The prospect of a European area of justice will be discussed at a high-level event in Brussels this week.

What role should justice play in the EU? That’s the topic for discussion at a conference on Thursday and Friday this week, organised by the European Commission. Vivian Reding, the commissioner responsible for justice, hopes it will lead to a ‘European area of justice which is complete and solid’. She recently explained: ‘Citizens and businesses will only reap the full rewards of our internal market if they are confident that their rights are protected everywhere.’

Back in the UK, our own justice secretary is still asking a subtly different question: what role should the EU play in justice? Chris Grayling told the Commons justice committee last month he was ‘very strongly opposed’ to what he called the ‘Europeanisation of justice’. Unfortunately for him, that was just what the Treaty of Lisbon did when it created an ‘area of freedom, security and justice’.

The treaty entered into force in 2009. However, the commission in Brussels and the court of justice in Luxembourg will not acquire their new enforcement powers under the Lisbon treaty for another year. So now is a good time to be debating how those powers should be used. True, the UK has six months left in which it can opt out of around 130 police and criminal justice measures that were adopted before the treaty entered into force. But it is seeking to rejoin some 35 measures that it regards as part of the fight against international crime. So the UK will also be affected by this new constitutional settlement from December 2014.

The starting point for any discussion of justice in the EU must be the rule of law. The EU can, after all, trace its history back to the early 1950s, when the nations of Europe resolved that never again would they allow law to be overwhelmed by war. But before we get too misty-eyed about equality before the law and access to justice, we should remember that there is a hard-edged economic reason for upholding the rule of law. As Reding made clear in the comment quoted above, companies are not going to invest in the EU’s single market unless they can be sure that any disputes will be resolved according to well-respected legal principles.

That approach has already been adopted by some of the benign dictatorships of the Middle East. Countries such as Dubai and Qatar have decided that commercial litigation will come before western judges applying principles of English law. For the same reason, efficient justice systems are seen by the European Commission as the key to economic growth. A discussion paper produced for the conference this week argues that creating a reliable environment for businesses and consumers – and removing obstacles to cross-border civil transactions – contributes to a legal framework relied on by more than 500 million consumers and more than 20 million small or medium-sized businesses.

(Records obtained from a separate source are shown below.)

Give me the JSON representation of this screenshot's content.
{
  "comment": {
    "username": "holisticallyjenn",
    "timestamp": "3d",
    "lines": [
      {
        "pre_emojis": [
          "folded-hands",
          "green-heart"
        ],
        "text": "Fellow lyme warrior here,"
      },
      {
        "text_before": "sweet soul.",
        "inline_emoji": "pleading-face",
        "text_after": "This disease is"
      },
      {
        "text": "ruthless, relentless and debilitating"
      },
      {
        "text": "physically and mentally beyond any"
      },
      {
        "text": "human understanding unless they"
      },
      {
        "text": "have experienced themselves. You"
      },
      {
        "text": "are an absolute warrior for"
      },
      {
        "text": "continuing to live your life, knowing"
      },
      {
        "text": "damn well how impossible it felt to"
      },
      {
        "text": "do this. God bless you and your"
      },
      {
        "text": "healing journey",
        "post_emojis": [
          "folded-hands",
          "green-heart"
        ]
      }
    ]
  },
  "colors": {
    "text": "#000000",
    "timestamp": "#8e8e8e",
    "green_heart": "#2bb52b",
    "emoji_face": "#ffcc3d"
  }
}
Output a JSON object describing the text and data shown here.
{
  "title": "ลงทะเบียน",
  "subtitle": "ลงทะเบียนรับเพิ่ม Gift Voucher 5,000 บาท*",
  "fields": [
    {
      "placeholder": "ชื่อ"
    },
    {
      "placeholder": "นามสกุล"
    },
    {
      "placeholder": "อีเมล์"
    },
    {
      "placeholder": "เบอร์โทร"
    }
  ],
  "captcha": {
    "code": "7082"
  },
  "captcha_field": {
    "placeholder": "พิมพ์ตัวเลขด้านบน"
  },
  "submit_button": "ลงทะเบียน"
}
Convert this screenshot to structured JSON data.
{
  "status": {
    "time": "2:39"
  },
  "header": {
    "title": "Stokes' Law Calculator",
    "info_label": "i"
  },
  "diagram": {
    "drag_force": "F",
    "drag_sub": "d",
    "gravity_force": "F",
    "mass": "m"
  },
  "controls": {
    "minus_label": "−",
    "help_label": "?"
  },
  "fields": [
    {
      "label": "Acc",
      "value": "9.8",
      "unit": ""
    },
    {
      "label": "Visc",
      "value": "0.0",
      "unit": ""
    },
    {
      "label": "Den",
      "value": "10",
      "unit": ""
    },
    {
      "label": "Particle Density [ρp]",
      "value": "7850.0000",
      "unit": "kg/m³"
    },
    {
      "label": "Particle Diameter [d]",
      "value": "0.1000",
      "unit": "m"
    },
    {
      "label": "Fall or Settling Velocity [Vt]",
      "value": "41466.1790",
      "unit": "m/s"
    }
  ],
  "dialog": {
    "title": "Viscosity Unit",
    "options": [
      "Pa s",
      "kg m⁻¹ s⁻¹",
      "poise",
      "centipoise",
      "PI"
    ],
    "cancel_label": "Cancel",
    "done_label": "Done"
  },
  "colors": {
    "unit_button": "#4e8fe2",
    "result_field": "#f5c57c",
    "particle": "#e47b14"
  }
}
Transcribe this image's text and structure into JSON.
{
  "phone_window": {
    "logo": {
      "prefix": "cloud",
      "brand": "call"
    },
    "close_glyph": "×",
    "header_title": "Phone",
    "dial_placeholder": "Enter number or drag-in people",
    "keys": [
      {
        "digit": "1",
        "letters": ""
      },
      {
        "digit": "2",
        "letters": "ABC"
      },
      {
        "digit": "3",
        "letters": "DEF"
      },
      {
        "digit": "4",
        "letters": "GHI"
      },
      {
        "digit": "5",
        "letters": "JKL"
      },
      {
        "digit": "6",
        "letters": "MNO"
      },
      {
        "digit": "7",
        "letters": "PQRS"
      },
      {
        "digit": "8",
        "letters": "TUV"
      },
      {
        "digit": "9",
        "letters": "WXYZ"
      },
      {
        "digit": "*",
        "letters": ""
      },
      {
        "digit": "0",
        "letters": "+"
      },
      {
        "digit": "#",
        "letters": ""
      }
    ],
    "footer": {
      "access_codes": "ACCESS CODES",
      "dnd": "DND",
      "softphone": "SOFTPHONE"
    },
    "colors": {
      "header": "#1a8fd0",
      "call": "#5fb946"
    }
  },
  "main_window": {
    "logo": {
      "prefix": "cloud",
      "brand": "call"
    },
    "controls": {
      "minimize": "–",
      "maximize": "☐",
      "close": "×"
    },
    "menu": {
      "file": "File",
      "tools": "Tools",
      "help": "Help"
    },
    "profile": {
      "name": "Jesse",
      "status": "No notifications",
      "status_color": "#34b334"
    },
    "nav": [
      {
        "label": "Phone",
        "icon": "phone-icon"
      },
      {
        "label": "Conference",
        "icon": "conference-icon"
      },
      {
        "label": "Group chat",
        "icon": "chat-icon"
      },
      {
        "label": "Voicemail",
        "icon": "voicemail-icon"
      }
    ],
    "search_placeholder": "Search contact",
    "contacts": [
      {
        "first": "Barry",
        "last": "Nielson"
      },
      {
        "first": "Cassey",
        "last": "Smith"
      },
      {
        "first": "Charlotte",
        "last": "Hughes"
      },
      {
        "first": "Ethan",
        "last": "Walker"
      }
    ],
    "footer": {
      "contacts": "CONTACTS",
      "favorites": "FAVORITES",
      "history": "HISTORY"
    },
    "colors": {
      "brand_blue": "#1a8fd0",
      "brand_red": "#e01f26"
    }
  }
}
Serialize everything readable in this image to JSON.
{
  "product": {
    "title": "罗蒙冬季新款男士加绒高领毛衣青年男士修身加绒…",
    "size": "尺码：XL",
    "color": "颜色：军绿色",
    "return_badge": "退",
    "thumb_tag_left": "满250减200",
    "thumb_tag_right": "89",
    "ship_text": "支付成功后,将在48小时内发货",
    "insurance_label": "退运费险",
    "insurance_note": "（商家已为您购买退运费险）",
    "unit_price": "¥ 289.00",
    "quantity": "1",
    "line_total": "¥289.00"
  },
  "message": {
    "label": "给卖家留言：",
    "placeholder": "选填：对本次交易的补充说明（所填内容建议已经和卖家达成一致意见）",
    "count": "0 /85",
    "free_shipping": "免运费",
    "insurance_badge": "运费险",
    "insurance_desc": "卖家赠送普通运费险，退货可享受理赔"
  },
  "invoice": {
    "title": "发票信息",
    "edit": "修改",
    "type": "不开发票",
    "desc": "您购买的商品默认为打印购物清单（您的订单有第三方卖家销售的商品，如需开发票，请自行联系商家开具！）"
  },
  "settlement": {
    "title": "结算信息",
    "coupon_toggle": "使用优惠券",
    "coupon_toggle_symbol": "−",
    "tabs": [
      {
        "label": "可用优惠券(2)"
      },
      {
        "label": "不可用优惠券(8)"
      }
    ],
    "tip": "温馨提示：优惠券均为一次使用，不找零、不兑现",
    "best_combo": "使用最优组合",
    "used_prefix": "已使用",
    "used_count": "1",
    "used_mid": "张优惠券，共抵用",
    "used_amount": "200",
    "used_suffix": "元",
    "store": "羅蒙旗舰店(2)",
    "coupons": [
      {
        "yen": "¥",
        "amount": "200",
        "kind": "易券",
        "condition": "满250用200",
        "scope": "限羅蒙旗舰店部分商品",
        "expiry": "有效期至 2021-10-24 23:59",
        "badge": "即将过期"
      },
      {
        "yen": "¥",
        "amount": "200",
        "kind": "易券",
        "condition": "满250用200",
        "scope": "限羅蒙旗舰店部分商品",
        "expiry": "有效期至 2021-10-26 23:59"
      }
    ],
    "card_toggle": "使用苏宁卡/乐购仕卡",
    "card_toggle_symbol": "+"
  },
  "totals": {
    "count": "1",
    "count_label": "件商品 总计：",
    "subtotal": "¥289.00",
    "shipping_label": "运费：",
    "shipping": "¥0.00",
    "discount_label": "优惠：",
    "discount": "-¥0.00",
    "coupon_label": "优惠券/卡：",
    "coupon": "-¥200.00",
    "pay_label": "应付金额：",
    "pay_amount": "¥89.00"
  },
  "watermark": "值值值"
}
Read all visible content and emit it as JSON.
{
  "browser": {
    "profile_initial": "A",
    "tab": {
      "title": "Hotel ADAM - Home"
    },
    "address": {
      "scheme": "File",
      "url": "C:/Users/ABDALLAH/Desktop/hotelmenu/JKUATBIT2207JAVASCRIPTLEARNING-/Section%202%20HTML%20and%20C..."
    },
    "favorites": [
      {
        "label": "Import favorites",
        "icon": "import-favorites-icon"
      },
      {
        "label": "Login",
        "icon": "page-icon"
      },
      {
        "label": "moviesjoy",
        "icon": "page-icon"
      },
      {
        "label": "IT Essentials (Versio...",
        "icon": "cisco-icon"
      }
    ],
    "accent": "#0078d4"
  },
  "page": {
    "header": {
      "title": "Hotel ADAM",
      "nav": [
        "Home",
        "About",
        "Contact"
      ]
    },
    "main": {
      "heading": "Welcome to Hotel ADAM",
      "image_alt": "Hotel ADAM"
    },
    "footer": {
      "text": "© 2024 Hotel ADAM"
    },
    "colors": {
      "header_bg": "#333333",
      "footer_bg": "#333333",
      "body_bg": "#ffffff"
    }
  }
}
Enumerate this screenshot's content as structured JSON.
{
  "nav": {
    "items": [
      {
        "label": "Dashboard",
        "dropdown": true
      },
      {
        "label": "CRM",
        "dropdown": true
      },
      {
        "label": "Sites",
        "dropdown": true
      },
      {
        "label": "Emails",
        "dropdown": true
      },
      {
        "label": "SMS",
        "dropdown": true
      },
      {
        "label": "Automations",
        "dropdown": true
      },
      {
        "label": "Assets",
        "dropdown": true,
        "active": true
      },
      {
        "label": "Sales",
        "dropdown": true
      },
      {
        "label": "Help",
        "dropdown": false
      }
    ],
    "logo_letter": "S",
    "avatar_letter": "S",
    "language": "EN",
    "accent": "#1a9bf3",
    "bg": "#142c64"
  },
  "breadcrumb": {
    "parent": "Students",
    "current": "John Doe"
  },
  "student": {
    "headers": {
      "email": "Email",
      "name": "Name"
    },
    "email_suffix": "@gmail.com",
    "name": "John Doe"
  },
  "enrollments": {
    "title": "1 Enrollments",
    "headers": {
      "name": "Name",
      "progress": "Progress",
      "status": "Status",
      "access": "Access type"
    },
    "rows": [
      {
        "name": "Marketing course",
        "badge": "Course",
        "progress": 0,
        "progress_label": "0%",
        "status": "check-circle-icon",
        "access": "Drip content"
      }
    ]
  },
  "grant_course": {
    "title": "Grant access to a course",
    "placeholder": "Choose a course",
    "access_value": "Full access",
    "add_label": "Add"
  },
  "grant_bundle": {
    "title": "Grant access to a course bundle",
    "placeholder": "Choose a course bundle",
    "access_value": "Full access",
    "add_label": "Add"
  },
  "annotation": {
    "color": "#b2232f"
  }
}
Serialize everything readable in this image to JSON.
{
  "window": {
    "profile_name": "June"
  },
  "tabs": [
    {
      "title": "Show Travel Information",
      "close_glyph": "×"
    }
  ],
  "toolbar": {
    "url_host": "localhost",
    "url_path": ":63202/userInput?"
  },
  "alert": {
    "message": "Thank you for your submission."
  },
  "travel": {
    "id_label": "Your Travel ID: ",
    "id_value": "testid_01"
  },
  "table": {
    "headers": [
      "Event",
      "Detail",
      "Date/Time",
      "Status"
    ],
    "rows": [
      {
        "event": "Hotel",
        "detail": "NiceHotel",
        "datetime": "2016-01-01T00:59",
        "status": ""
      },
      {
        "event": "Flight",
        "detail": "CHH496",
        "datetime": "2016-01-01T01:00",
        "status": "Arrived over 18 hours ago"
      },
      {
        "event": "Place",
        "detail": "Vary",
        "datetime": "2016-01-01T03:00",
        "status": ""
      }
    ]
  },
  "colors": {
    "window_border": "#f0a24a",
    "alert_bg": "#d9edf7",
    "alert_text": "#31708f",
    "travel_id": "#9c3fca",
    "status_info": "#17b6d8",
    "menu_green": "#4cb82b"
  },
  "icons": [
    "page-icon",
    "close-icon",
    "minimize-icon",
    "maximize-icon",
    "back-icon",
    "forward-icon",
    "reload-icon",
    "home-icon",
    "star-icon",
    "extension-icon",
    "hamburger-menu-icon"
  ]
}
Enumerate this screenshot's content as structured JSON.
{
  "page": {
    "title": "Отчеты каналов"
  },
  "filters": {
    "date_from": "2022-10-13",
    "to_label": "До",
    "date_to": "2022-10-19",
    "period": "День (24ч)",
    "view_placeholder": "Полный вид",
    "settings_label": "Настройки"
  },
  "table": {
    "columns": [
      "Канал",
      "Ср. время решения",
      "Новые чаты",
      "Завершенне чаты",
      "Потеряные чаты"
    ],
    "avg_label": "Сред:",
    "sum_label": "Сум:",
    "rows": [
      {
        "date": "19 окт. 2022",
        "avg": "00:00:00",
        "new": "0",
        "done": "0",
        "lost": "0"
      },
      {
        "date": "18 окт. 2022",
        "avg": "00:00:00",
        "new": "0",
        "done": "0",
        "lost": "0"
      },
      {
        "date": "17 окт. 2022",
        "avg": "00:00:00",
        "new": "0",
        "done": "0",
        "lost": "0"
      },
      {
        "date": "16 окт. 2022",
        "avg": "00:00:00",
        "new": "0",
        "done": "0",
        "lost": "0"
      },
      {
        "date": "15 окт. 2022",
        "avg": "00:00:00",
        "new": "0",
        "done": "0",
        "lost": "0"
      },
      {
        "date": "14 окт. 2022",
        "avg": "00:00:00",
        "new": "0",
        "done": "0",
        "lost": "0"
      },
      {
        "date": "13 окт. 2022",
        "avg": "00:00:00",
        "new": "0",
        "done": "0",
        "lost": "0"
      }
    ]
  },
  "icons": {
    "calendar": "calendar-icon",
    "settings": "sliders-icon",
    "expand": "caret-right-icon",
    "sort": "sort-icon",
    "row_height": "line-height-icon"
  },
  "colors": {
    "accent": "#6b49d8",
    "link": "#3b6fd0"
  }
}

Criminal law is bound to be more controversial, although it is hard to disagree with the principle that EU citizens should be protected against crime across Europe and that their fundamental rights must be respected when they come into contact with another EU criminal justice system. Across the EU, suspects and defendants can expect minimum standards – including access to a lawyer and, if needed, an interpreter.

But the EU justice commissioner wants to go much further than that. In a speech last week, Reding looked ahead to a time when European criminal justice would be administered in the  same way as other EU policies. ‘The European parliament should be the co-legislator in all legislative procedures,’ she said, ‘and the court of justice should have  full control over all EU criminal legislation.’

That sort of language is likely to give Grayling heart failure. Last month, he declared himself firmly opposed to Reding’s suggestion of a single European justice minister. But the UK is still keen to take advantage of existing agreements that have not yet been implemented by other EU states, such as one that would enable the UK to transfer prisoners who are nationals of other EU states to countries such as Poland, Ireland and Romania.

It is one thing for the EU to produce agreements of this sort; quite another to get them enforced across Europe. So the commission’s latest weapon is a justice scoreboard, designed to compare how well different EU countries deliver justice.

Figures published earlier this year show, for example, how quickly cases are resolved in court, the availability of alternative dispute resolution and perceptions of judicial independence. Countries that do badly will be expected to introduce improvements.

It all seems very admirable, though there were a few countries that failed to register on the scoreboard at all. The fact that there was simply no data available seemed little excuse for the UK’s consistent score of ‘nul points’.